Un lieu indéfinissable, car indéfini, blanc immaculé et baigné de lumière. C’est le vide autour de moi. Pas le vide froid et stérile que j’imaginais, mais le vide profond et impénétrable du possible et du probable. J’ai l’impression d’être au milieu de la feuille blanche d’un écrivain.
Dieu, moi.




Moi
Vous connaissez la suite. C’était un dimanche, le jour du Seigneur...

Dieu
Mon jour de repos... Vous savez bien que j’aurais pu éviter cela sans les empêchements dont je vous ai fait part.

Moi
Excusez-moi, mais il me semble que vous auriez dû prévoir en effet la chose, et bien avant que vos empêchements ne vous empêchent : un astéroïde a une trajectoire, vous deviez connaître celle-ci ?

Dieu
Pour tout vous dire, j’ai tout calculé, j’ai ici même les résultats des équations. Mais vous savez ce que c’est, je ne voulais pas faire d’erreur de calcul comme la dernière fois, j’ai tout vérifié mais ça m’a pris trop de temps. Ça fait une éternité que j’ai inventé les calculs de trajectoire, j’ai du mal à reprendre. Et puis vous n’imaginez pas le nombre de paramètres que je dois prendre en compte.

Moi
Voulez-vous dire que tout ça n’est qu’une histoire de calcul ? Vous avez dit : « comme la dernière fois », vous avez donc bel et bien fait une erreur de calcul. Mais enfin, une erreur de calcul, c’est ridicule !

Dieu
Je crois que c’est un de vos professeurs d’université qui disait : « De loin, nous sommes tous ridicules. », quelque chose comme ça.
(Un temps, ne voyant pas de contradiction de ma part)
C’est ça.
(Un temps)
Je vous l’ai dit, déjà, j’avais d’autres préoccupations. En fait je voulais préparer les fêtes de fin d’année : c’était logique, tout le monde se disait « l’an 2000 approche, ça va être la fin. » ou « l’an 2000 arrive et voilà où nous en sommes: nulle part. », j’avais envie de rassurer tout le monde, de redonner espoir.

Moi
C’est réussi !

Dieu
Ne soyez pas cynique.
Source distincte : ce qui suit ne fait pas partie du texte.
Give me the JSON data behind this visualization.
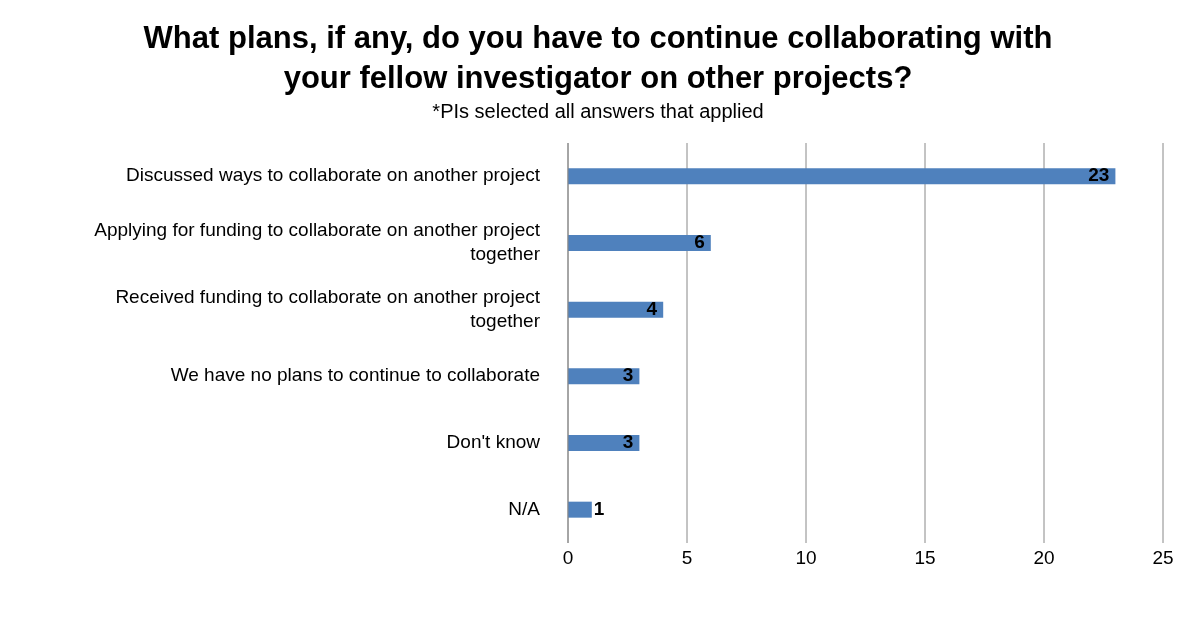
{
  "chart_data": {
    "type": "bar",
    "orientation": "horizontal",
    "title": "What plans, if any, do you have to continue collaborating with your fellow investigator on other projects?",
    "subtitle": "*PIs selected all answers that applied",
    "categories": [
      "Discussed ways to collaborate on another project",
      "Applying for funding to collaborate on another project together",
      "Received funding to collaborate on another project together",
      "We have no plans to continue to collaborate",
      "Don't know",
      "N/A"
    ],
    "values": [
      23,
      6,
      4,
      3,
      3,
      1
    ],
    "color": "#4f81bd",
    "xlim": [
      0,
      25
    ],
    "xticks": [
      0,
      5,
      10,
      15,
      20,
      25
    ],
    "grid": "x",
    "data_labels": true,
    "legend": false
  }
}
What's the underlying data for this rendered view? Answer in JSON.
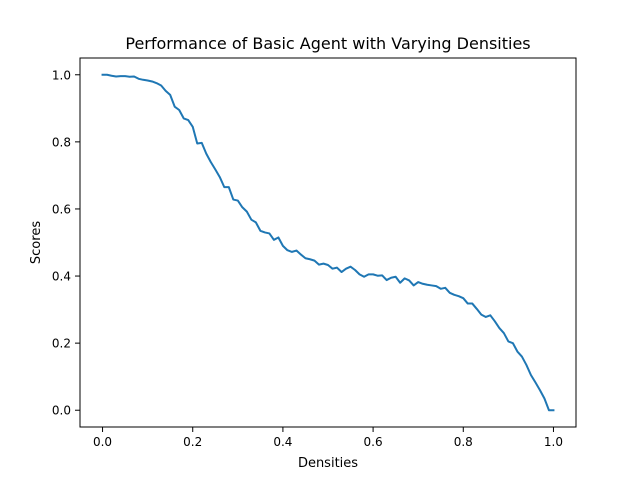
{
  "chart_data": {
    "type": "line",
    "title": "Performance of Basic Agent with Varying Densities",
    "xlabel": "Densities",
    "ylabel": "Scores",
    "xlim": [
      -0.05,
      1.05
    ],
    "ylim": [
      -0.05,
      1.05
    ],
    "xticks": [
      0.0,
      0.2,
      0.4,
      0.6,
      0.8,
      1.0
    ],
    "xtick_labels": [
      "0.0",
      "0.2",
      "0.4",
      "0.6",
      "0.8",
      "1.0"
    ],
    "yticks": [
      0.0,
      0.2,
      0.4,
      0.6,
      0.8,
      1.0
    ],
    "ytick_labels": [
      "0.0",
      "0.2",
      "0.4",
      "0.6",
      "0.8",
      "1.0"
    ],
    "grid": false,
    "legend": null,
    "series": [
      {
        "color": "#1f77b4",
        "x": [
          0.0,
          0.01,
          0.02,
          0.03,
          0.04,
          0.05,
          0.06,
          0.07,
          0.08,
          0.09,
          0.1,
          0.11,
          0.12,
          0.13,
          0.14,
          0.15,
          0.16,
          0.17,
          0.18,
          0.19,
          0.2,
          0.21,
          0.22,
          0.23,
          0.24,
          0.25,
          0.26,
          0.27,
          0.28,
          0.29,
          0.3,
          0.31,
          0.32,
          0.33,
          0.34,
          0.35,
          0.36,
          0.37,
          0.38,
          0.39,
          0.4,
          0.41,
          0.42,
          0.43,
          0.44,
          0.45,
          0.46,
          0.47,
          0.48,
          0.49,
          0.5,
          0.51,
          0.52,
          0.53,
          0.54,
          0.55,
          0.56,
          0.57,
          0.58,
          0.59,
          0.6,
          0.61,
          0.62,
          0.63,
          0.64,
          0.65,
          0.66,
          0.67,
          0.68,
          0.69,
          0.7,
          0.71,
          0.72,
          0.73,
          0.74,
          0.75,
          0.76,
          0.77,
          0.78,
          0.79,
          0.8,
          0.81,
          0.82,
          0.83,
          0.84,
          0.85,
          0.86,
          0.87,
          0.88,
          0.89,
          0.9,
          0.91,
          0.92,
          0.93,
          0.94,
          0.95,
          0.96,
          0.97,
          0.98,
          0.99,
          1.0
        ],
        "y": [
          1.0,
          1.0,
          0.997,
          0.995,
          0.996,
          0.996,
          0.994,
          0.995,
          0.988,
          0.985,
          0.983,
          0.98,
          0.975,
          0.968,
          0.952,
          0.94,
          0.905,
          0.895,
          0.87,
          0.865,
          0.845,
          0.795,
          0.797,
          0.765,
          0.74,
          0.718,
          0.695,
          0.665,
          0.665,
          0.628,
          0.625,
          0.605,
          0.592,
          0.568,
          0.56,
          0.535,
          0.53,
          0.527,
          0.508,
          0.515,
          0.49,
          0.477,
          0.472,
          0.476,
          0.464,
          0.453,
          0.45,
          0.446,
          0.434,
          0.437,
          0.433,
          0.422,
          0.425,
          0.412,
          0.422,
          0.428,
          0.418,
          0.405,
          0.398,
          0.405,
          0.405,
          0.401,
          0.402,
          0.388,
          0.395,
          0.398,
          0.38,
          0.393,
          0.387,
          0.372,
          0.382,
          0.377,
          0.374,
          0.372,
          0.37,
          0.362,
          0.365,
          0.35,
          0.344,
          0.34,
          0.334,
          0.318,
          0.318,
          0.302,
          0.285,
          0.278,
          0.283,
          0.265,
          0.245,
          0.23,
          0.205,
          0.2,
          0.175,
          0.16,
          0.135,
          0.105,
          0.083,
          0.06,
          0.035,
          0.0,
          0.0
        ]
      }
    ]
  }
}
Mais vous avez raison, l’erreur de calcul est là. Figurez-vous que je voulais faire partager des nuits d’étoiles filantes au monde entier, un message d’espoir. Les météorites sont passées trop près, voilà tout. Vous savez, tout ceci n’a pas beaucoup d’importance.

Moi
Je croyais que vous étiez omnipotent, que l’erreur était chose impossible chez vous. Et puis, qu’y a-t-il d’important si ce n’est le monde dans lequel nous vivons? Nous les hommes, qui croyons en vous.

Dieu
Omnipotent je suis, j’ai le pouvoir surhumain de faire une erreur. De plus, je ne m’occupe pas de tout avec la même vigueur, il n’y a pas grande erreur quand il n’y a pas de volonté particulière: votre monde (tout comme votre histoire d’ailleurs) était hautement improbable.

Moi
Comment ça improbable, il existait, voilà tout. Toutes les lois statistiques sont impuissantes faces à cette réalité.

Dieu
Vous appliquez ici des concepts de votre monde improbable à la totalité de ce qui est. Regardez autour de vous, vous êtes dans le monde des Possibles et des Probables, voyez-vous votre univers, ou quoique ce soit de familier autour de vous ? Non. Votre monde est tellement peu probable qu’on ne peut pas le distinguer du néant.
(Un temps)
Je ne me détourne pourtant pas de vous, ne me faites pas de reproche, car vous même, vous êtes bien plus qu’improbable.

Moi
Tout de même !...

Dieu
Mais il est déjà une heure. Je dois passer au jugement de votre âme.